CAR T Cells Show Promise in Solid Tumors
Two recent studies demonstrated CAR T-cell therapy activity in certain types of solid tumors, according to results presented at the American Society of Clinical Oncology annual meeting (https://meetinglibrary.asco.org/record/172425/abstract). The CAR T cells used new targets outside of the CD19 targets used for the therapy’s current approvals in leukemia and lymphoma.
In the first study (https://meetinglibrary.asco.org/record/172425/abstract), a phase I trial, Adusumilli et al. used mesothelin-targeted CAR T cells combined with pembrolizumab, a PD-1 inhibitor, in 21 patients with previously treated pleural cancers that expressed mesothelin (19 with malignant pleural mesothelioma, 1 with metastatic lung cancer, and 1 with metastatic breast cancer). Thirteen patients had persistent CAR T cells during follow-up, and eight of those patients showed response (two durable complete remissions and six partial responses) for a 72% response rate.

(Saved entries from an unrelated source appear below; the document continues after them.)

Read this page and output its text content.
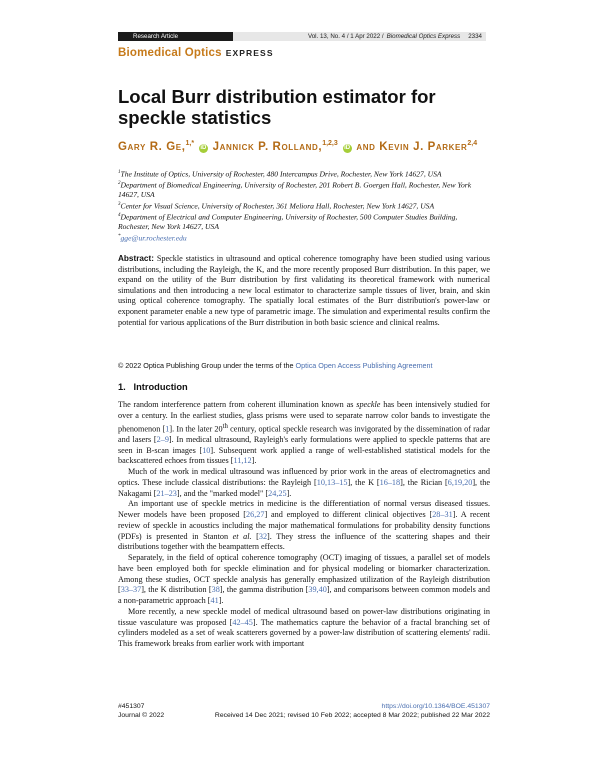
Research Article	Vol. 13, No. 4 / 1 Apr 2022 / Biomedical Optics Express 2334
Biomedical Optics EXPRESS
Local Burr distribution estimator for speckle statistics
Gary R. Ge,$^{1,*}$ iD Jannick P. Rolland,$^{1,2,3}$ iD and Kevin J. Parker$^{2,4}$

$^1$The Institute of Optics, University of Rochester, 480 Intercampus Drive, Rochester, New York 14627, USA

$^2$Department of Biomedical Engineering, University of Rochester, 201 Robert B. Goergen Hall, Rochester, New York 14627, USA

$^3$Center for Visual Science, University of Rochester, 361 Meliora Hall, Rochester, New York 14627, USA

$^4$Department of Electrical and Computer Engineering, University of Rochester, 500 Computer Studies Building, Rochester, New York 14627, USA

*gge@ur.rochester.edu

Abstract: Speckle statistics in ultrasound and optical coherence tomography have been studied using various distributions, including the Rayleigh, the K, and the more recently proposed Burr distribution. In this paper, we expand on the utility of the Burr distribution by first validating its theoretical framework with numerical simulations and then introducing a new local estimator to characterize sample tissues of liver, brain, and skin using optical coherence tomography. The spatially local estimates of the Burr distribution's power-law or exponent parameter enable a new type of parametric image. The simulation and experimental results confirm the potential for various applications of the Burr distribution in both basic science and clinical realms.
© 2022 Optica Publishing Group under the terms of the Optica Open Access Publishing Agreement
1. Introduction

The random interference pattern from coherent illumination known as speckle has been intensively studied for over a century. In the earliest studies, glass prisms were used to separate narrow color bands to investigate the phenomenon [1]. In the later 20th century, optical speckle research was invigorated by the dissemination of radar and lasers [2–9]. In medical ultrasound, Rayleigh's early formulations were applied to speckle patterns that are seen in B-scan images [10]. Subsequent work applied a range of well-established statistical models for the backscattered echoes from tissues [11,12].

Much of the work in medical ultrasound was influenced by prior work in the areas of electromagnetics and optics. These include classical distributions: the Rayleigh [10,13–15], the K [16–18], the Rician [6,19,20], the Nakagami [21–23], and the "marked model" [24,25].

An important use of speckle metrics in medicine is the differentiation of normal versus diseased tissues. Newer models have been proposed [26,27] and employed to different clinical objectives [28–31]. A recent review of speckle in acoustics including the major mathematical formulations for probability density functions (PDFs) is presented in Stanton et al. [32]. They stress the influence of the scattering shapes and their distributions together with the beampattern effects.

Separately, in the field of optical coherence tomography (OCT) imaging of tissues, a parallel set of models have been employed both for speckle elimination and for physical modeling or biomarker characterization. Among these studies, OCT speckle analysis has generally emphasized utilization of the Rayleigh distribution [33–37], the K distribution [38], the gamma distribution [39,40], and comparisons between common models and a non-parametric approach [41].

More recently, a new speckle model of medical ultrasound based on power-law distributions originating in tissue vasculature was proposed [42–45]. The mathematics capture the behavior of a fractal branching set of cylinders modeled as a set of weak scatterers governed by a power-law distribution of scattering elements' radii. This framework breaks from earlier work with important

#451307	https://doi.org/10.1364/BOE.451307
Journal © 2022	Received 14 Dec 2021; revised 10 Feb 2022; accepted 8 Mar 2022; published 22 Mar 2022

Additionally, they found that the PD-1 inhibitor helped maintain the CAR T-cell response by rejuvenating the cells from tumor-induced exhaustion. They theorized that it may help expand CAR T-cell use to solid tumors.

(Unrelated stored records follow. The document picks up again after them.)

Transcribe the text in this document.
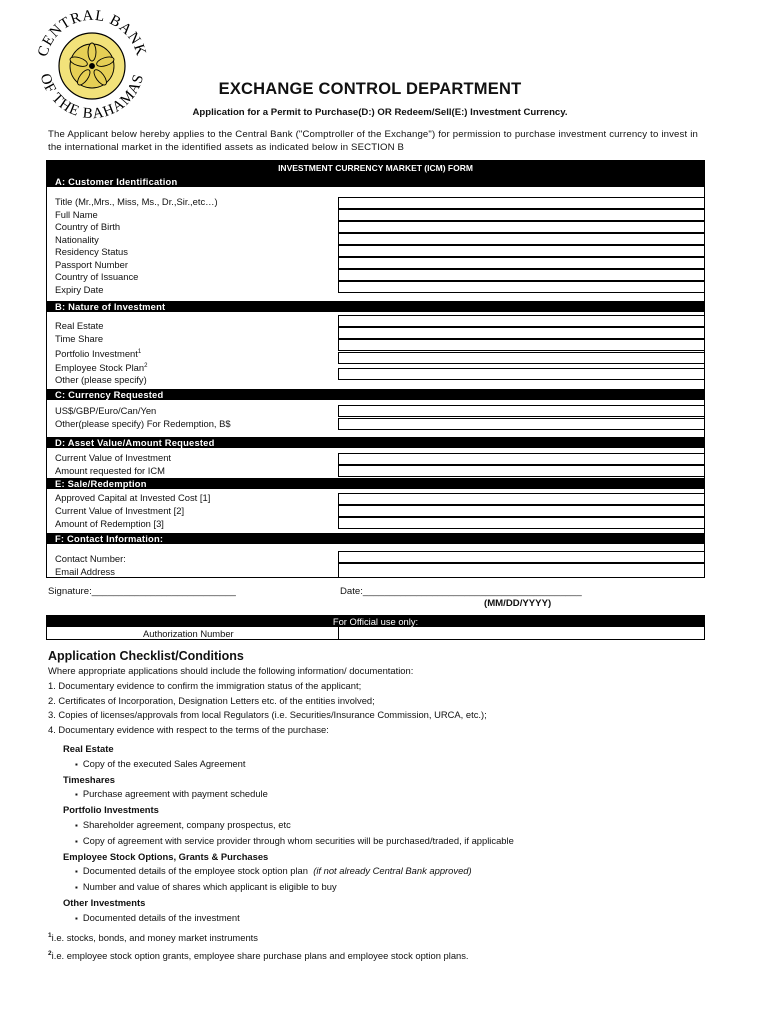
CENTRAL BANK
OF THE BAHAMAS
EXCHANGE CONTROL DEPARTMENT
Application for a Permit to Purchase(D:) OR Redeem/Sell(E:) Investment Currency.
The Applicant below hereby applies to the Central Bank ("Comptroller of the Exchange") for permission to purchase investment currency to invest in the international market in the identified assets as indicated below in SECTION B
INVESTMENT CURRENCY MARKET (ICM) FORM
A: Customer Identification
Title (Mr.,Mrs., Miss, Ms., Dr.,Sir.,etc…)
Full Name
Country of Birth
Nationality
Residency Status
Passport Number
Country of Issuance
Expiry Date
B: Nature of Investment
Real Estate
Time Share
Portfolio Investment$^1$
Employee Stock Plan$^2$
Other (please specify)
C: Currency Requested
US$/GBP/Euro/Can/Yen
Other(please specify) For Redemption, B$
D: Asset Value/Amount Requested
Current Value of Investment
Amount requested for ICM
E: Sale/Redemption
Approved Capital at Invested Cost [1]
Current Value of Investment [2]
Amount of Redemption [3]
F: Contact Information:
Contact Number:
Email Address
Signature:___________________________	Date:_________________________________________
(MM/DD/YYYY)
For Official use only:
Authorization Number
Application Checklist/Conditions
Where appropriate applications should include the following information/ documentation:
1. Documentary evidence to confirm the immigration status of the applicant;
2. Certificates of Incorporation, Designation Letters etc. of the entities involved;
3. Copies of licenses/approvals from local Regulators (i.e. Securities/Insurance Commission, URCA, etc.);
4. Documentary evidence with respect to the terms of the purchase:
Real Estate
▪ Copy of the executed Sales Agreement
Timeshares
▪ Purchase agreement with payment schedule
Portfolio Investments
▪ Shareholder agreement, company prospectus, etc
▪ Copy of agreement with service provider through whom securities will be purchased/traded, if applicable
Employee Stock Options, Grants & Purchases
▪ Documented details of the employee stock option plan (if not already Central Bank approved)
▪ Number and value of shares which applicant is eligible to buy
Other Investments
▪ Documented details of the investment
$^1$i.e. stocks, bonds, and money market instruments
$^2$i.e. employee stock option grants, employee share purchase plans and employee stock option plans.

Zhan et al., in the second phase I study (https://meetinglibrary.asco.org/record/172418/abstract), used claudin 18.2-targeted CAR T cells in 12 patients with metastatic adenocarcinoma (7 gastric and 5 pancreatic). Of those, one had a complete response, three had partial responses, and five had stable disease for an overall objective response rate of 33%. Plus, the treatment was well tolerated: no serious adverse events, treatment-related death, severe neurotoxicity, or grade 4 adverse events (except for decreased lymphocytes, neutrophils and white blood cells) occurred, and all cytokine release syndromes observed were grade 1 or 2.
Both groups of researchers said that the results were promising and that they hoped their findings may one day lead to new treatment options for solid tumors, but more in-depth clinical trials are needed.